Empecemos por el primero, la aportación más prominente del año Welty en España. En un solo volumen, Lumen (2) ha reunido los cuatro títulos que Welty nos legó en su faceta como narradora de cuentos (Una cortina de follaje -1941-, La red grande -1943-, Las manzanas doradas -1949- y La novia del Innisfallen -1955), así como otras dos historias breves, ¿De dónde viene la voz? y Demostración, que en su día no fueron recogidas en las citadas colecciones.
Abarcan, pues, un período de aproximadamente veinte años, que se inicia en 1936, cuando Welty publicó en la revista Manuscript su primer cuento, Muerte de un viajante, y concluye con los relatos de La novia del Innisfallen.
¿Qué encontramos en estas cerca de mil páginas? Para empezar, un universo singular y emocionante, localizado con la ayuda de un exacto y puntilloso GPS en los anónimos rincones de Nueva Orleans, Mississippi y aledaños -y, en particular, en esa Yoknapatawpha “femenina” que fue la Morgana de Las manzanas doradas y también de su novela Boda en el Delta. El singular viaje recorre peluquerías, jardines, estaciones ferroviarias, cocinas, circos y bosques…
Finales abiertos
Gracias a Welty y a sus finales abiertos, aprendemos que las mejores historias son aquellas que quedan en suspenso y nos suspenden, y que muchas conversaciones que parecen no resolver nada en realidad nos lo están contando todo. La autora tiene el don de escuchar y la facilidad de reproducir los giros y expresiones de la calle, hasta el punto de que, en no pocas ocasiones, parece que la palabra se hace barro y cobra vida ante nuestros ojos.
Apuntaba Harold Bloom en Cómo leer y por qué que “de Turguéniev a Eudora Welty y otros posteriores, los cuentos se abstienen de hacer juicios morales”. El lector inteligente agradece que no se lo den todo trillado. ¿Qué mejor forma que dialogar libremente con un libro, sin las lazadas de la doctrina a que tan acostumbrados nos tienen los autores de best-sellers?
Con su característico talento para las imágenes, es posible leer muchos de estos cuentos casi como poemas (por ejemplo, Una cortina de follaje), o jugar a distinguir qué hay de realidad y qué de ficción en el impresionante y caleidoscópico fresco de los MacLain, Stark, Morrison, Carmichael, Spights o Moody, las principales familias de Morgana, protagonistas de Las manzanas doradas.

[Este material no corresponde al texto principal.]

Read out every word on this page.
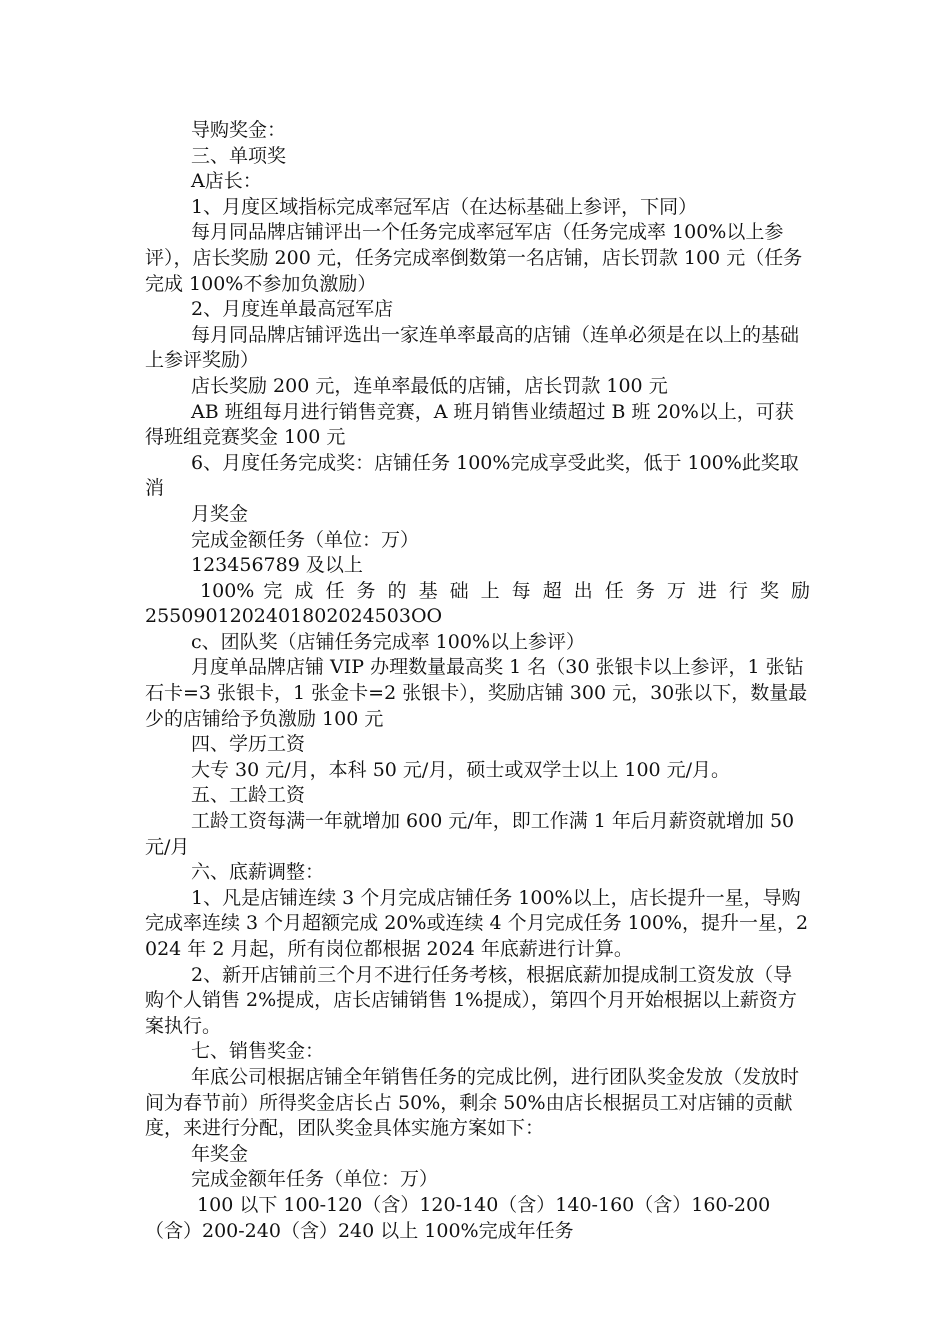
导购奖金：

三、单项奖

A店长：

1、月度区域指标完成率冠军店（在达标基础上参评，下同）

每月同品牌店铺评出一个任务完成率冠军店（任务完成率 100%以上参评），店长奖励 200 元，任务完成率倒数第一名店铺，店长罚款 100 元（任务完成 100%不参加负激励）

2、月度连单最高冠军店

每月同品牌店铺评选出一家连单率最高的店铺（连单必须是在以上的基础上参评奖励）

店长奖励 200 元，连单率最低的店铺，店长罚款 100 元

AB 班组每月进行销售竞赛，A 班月销售业绩超过 B 班 20%以上，可获得班组竞赛奖金 100 元

6、月度任务完成奖：店铺任务 100%完成享受此奖，低于 100%此奖取消

月奖金

完成金额任务（单位：万）

123456789 及以上

100% 完 成 任 务 的 基 础 上 每 超 出 任 务 万 进 行 奖 励

2550901202401802024503OO

c、团队奖（店铺任务完成率 100%以上参评）

月度单品牌店铺 VIP 办理数量最高奖 1 名（30 张银卡以上参评，1 张钻石卡=3 张银卡，1 张金卡=2 张银卡），奖励店铺 300 元，30张以下，数量最少的店铺给予负激励 100 元

四、学历工资

大专 30 元/月，本科 50 元/月，硕士或双学士以上 100 元/月。

五、工龄工资

工龄工资每满一年就增加 600 元/年，即工作满 1 年后月薪资就增加 50 元/月

六、底薪调整：

1、凡是店铺连续 3 个月完成店铺任务 100%以上，店长提升一星，导购完成率连续 3 个月超额完成 20%或连续 4 个月完成任务 100%，提升一星，2024 年 2 月起，所有岗位都根据 2024 年底薪进行计算。

2、新开店铺前三个月不进行任务考核，根据底薪加提成制工资发放（导购个人销售 2%提成，店长店铺销售 1%提成），第四个月开始根据以上薪资方案执行。

七、销售奖金：

年底公司根据店铺全年销售任务的完成比例，进行团队奖金发放（发放时间为春节前）所得奖金店长占 50%，剩余 50%由店长根据员工对店铺的贡献度，来进行分配，团队奖金具体实施方案如下：

年奖金

完成金额年任务（单位：万）

100 以下 100-120（含）120-140（含）140-160（含）160-200（含）200-240（含）240 以上 100%完成年任务
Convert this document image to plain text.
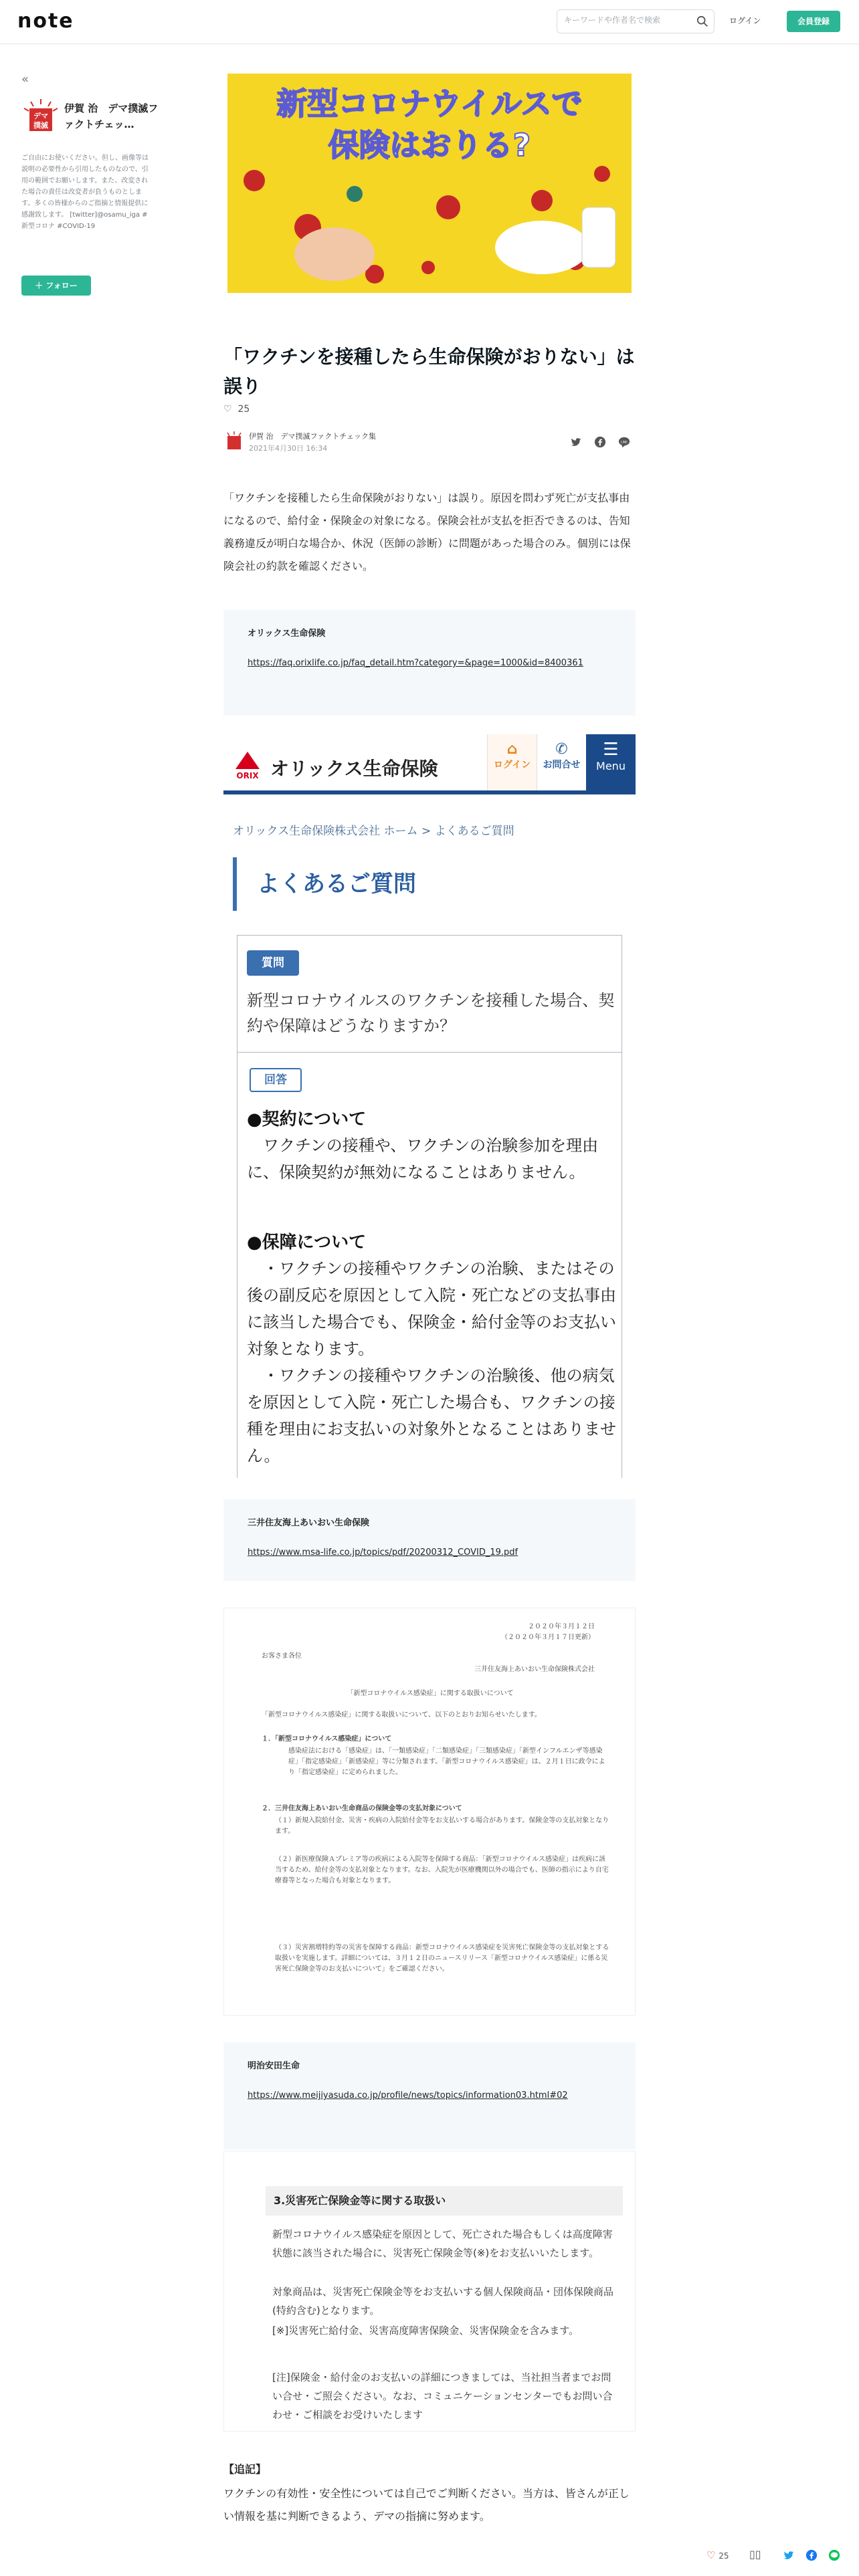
note
キーワードや作者名で検索	ログイン	会員登録
«
デマ
撲滅
伊賀 治　デマ撲滅ファクトチェッ…
ご自由にお使いください。但し、画像等は説明の必要性から引用したものなので、引用の範囲でお願いします。また、改変された場合の責任は改変者が負うものとします。多くの皆様からのご指摘と情報提供に感謝致します。 [twitter]@osamu_iga #新型コロナ #COVID-19
＋ フォロー
新型コロナウイルスで
保険はおりる?
「ワクチンを接種したら生命保険がおりない」は誤り
♡ 25
伊賀 治　デマ撲滅ファクトチェック集
2021年4月30日 16:34
LINE
「ワクチンを接種したら生命保険がおりない」は誤り。原因を問わず死亡が支払事由になるので、給付金・保険金の対象になる。保険会社が支払を拒否できるのは、告知義務違反が明白な場合か、休況（医師の診断）に問題があった場合のみ。個別には保険会社の約款を確認ください。
オリックス生命保険
https://faq.orixlife.co.jp/faq_detail.htm?category=&page=1000&id=8400361
ORIX オリックス生命保険
⌂
ログイン
✆
お問合せ
☰
Menu
オリックス生命保険株式会社 ホーム > よくあるご質問
よくあるご質問
質問
新型コロナウイルスのワクチンを接種した場合、契約や保障はどうなりますか？
回答
●契約について
　ワクチンの接種や、ワクチンの治験参加を理由に、保険契約が無効になることはありません。
●保障について
　・ワクチンの接種やワクチンの治験、またはその後の副反応を原因として入院・死亡などの支払事由に該当した場合でも、保険金・給付金等のお支払い対象となります。
　・ワクチンの接種やワクチンの治験後、他の病気を原因として入院・死亡した場合も、ワクチンの接種を理由にお支払いの対象外となることはありません。
三井住友海上あいおい生命保険
https://www.msa-life.co.jp/topics/pdf/20200312_COVID_19.pdf
２０２０年３月１２日
（２０２０年３月１７日更新）
お客さま各位
三井住友海上あいおい生命保険株式会社
「新型コロナウイルス感染症」に関する取扱いについて
「新型コロナウイルス感染症」に関する取扱いについて、以下のとおりお知らせいたします。
１．「新型コロナウイルス感染症」について
感染症法における「感染症」は、「一類感染症」「二類感染症」「三類感染症」「新型インフルエンザ等感染症」「指定感染症」「新感染症」等に分類されます。「新型コロナウイルス感染症」は、２月１日に政令により「指定感染症」に定められました。
２．三井住友海上あいおい生命商品の保険金等の支払対象について
（１）新規入院給付金、災害・疾病の入院給付金等をお支払いする場合があります。保険金等の支払対象となります。
（２）新医療保険Ａプレミア等の疾病による入院等を保障する商品：「新型コロナウイルス感染症」は疾病に該当するため、給付金等の支払対象となります。なお、入院先が医療機関以外の場合でも、医師の指示により自宅療養等となった場合も対象となります。
（３）災害割増特約等の災害を保障する商品：新型コロナウイルス感染症を災害死亡保険金等の支払対象とする取扱いを実施します。詳細については、３月１２日のニュースリリース「新型コロナウイルス感染症」に係る災害死亡保険金等のお支払いについて」をご確認ください。
明治安田生命
https://www.meijiyasuda.co.jp/profile/news/topics/information03.html#02
3.災害死亡保険金等に関する取扱い
新型コロナウイルス感染症を原因として、死亡された場合もしくは高度障害状態に該当された場合に、災害死亡保険金等(※)をお支払いいたします。
対象商品は、災害死亡保険金等をお支払いする個人保険商品・団体保険商品(特約含む)となります。
[※]災害死亡給付金、災害高度障害保険金、災害保険金を含みます。
[注]保険金・給付金のお支払いの詳細につきましては、当社担当者までお問い合せ・ご照会ください。なお、コミュニケーションセンターでもお問い合わせ・ご相談をお受けいたします
【追記】
ワクチンの有効性・安全性については自己でご判断ください。当方は、皆さんが正しい情報を基に判断できるよう、デマの指摘に努めます。
♡ 25 ▯▯
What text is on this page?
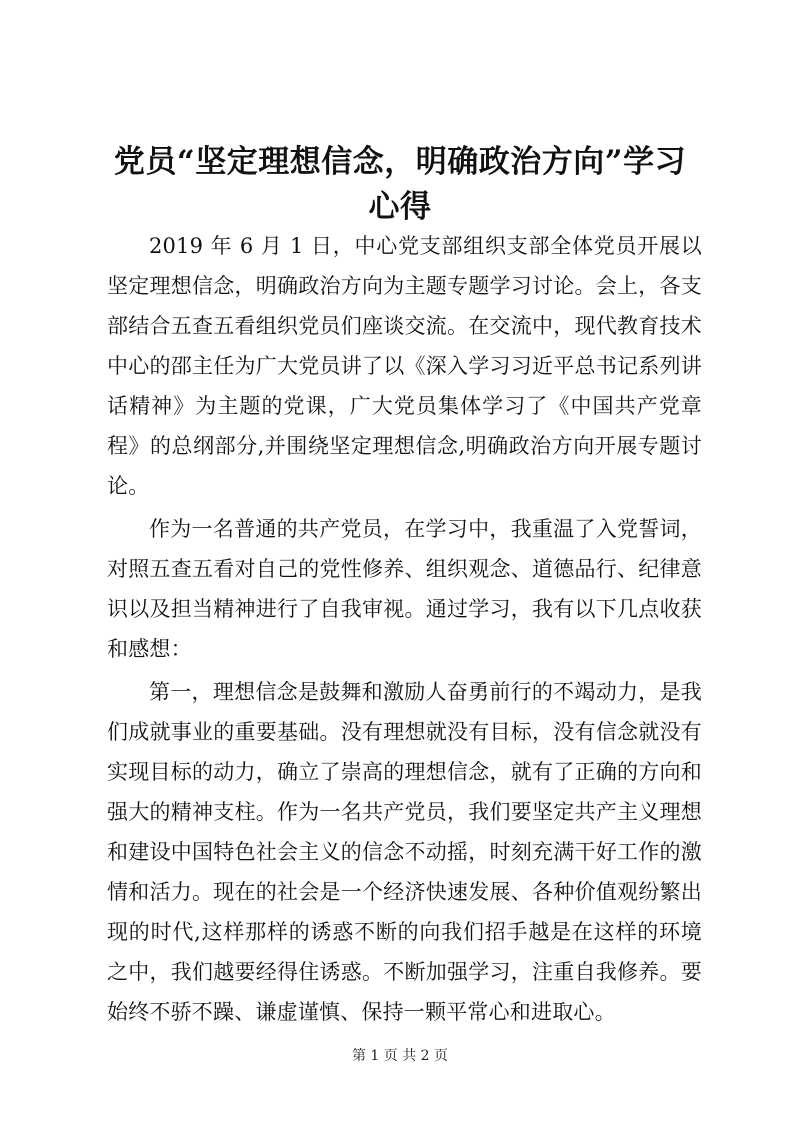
党员“坚定理想信念，明确政治方向”学习心得

2019 年 6 月 1 日，中心党支部组织支部全体党员开展以坚定理想信念，明确政治方向为主题专题学习讨论。会上，各支部结合五查五看组织党员们座谈交流。在交流中，现代教育技术中心的邵主任为广大党员讲了以《深入学习习近平总书记系列讲话精神》为主题的党课，广大党员集体学习了《中国共产党章程》的总纲部分,并围绕坚定理想信念,明确政治方向开展专题讨论。

作为一名普通的共产党员，在学习中，我重温了入党誓词，对照五查五看对自己的党性修养、组织观念、道德品行、纪律意识以及担当精神进行了自我审视。通过学习，我有以下几点收获和感想：

第一，理想信念是鼓舞和激励人奋勇前行的不竭动力，是我们成就事业的重要基础。没有理想就没有目标，没有信念就没有实现目标的动力，确立了崇高的理想信念，就有了正确的方向和强大的精神支柱。作为一名共产党员，我们要坚定共产主义理想和建设中国特色社会主义的信念不动摇，时刻充满干好工作的激情和活力。现在的社会是一个经济快速发展、各种价值观纷繁出现的时代,这样那样的诱惑不断的向我们招手越是在这样的环境之中，我们越要经得住诱惑。不断加强学习，注重自我修养。要始终不骄不躁、谦虚谨慎、保持一颗平常心和进取心。

第 1 页 共 2 页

Los más de cuarenta relatos que componen estos Cuentos completos son de dimensiones tan variables como heterogéneos sus argumentos. Desde los que no llegan a las diez páginas a esa suerte de novela corta que es El recital de junio, Welty sale airosa de todas las pruebas. Técnicamente, y aunque prima la voz de la tercera persona, propia de una observadora neutral, no falta algún coqueteo con la primera.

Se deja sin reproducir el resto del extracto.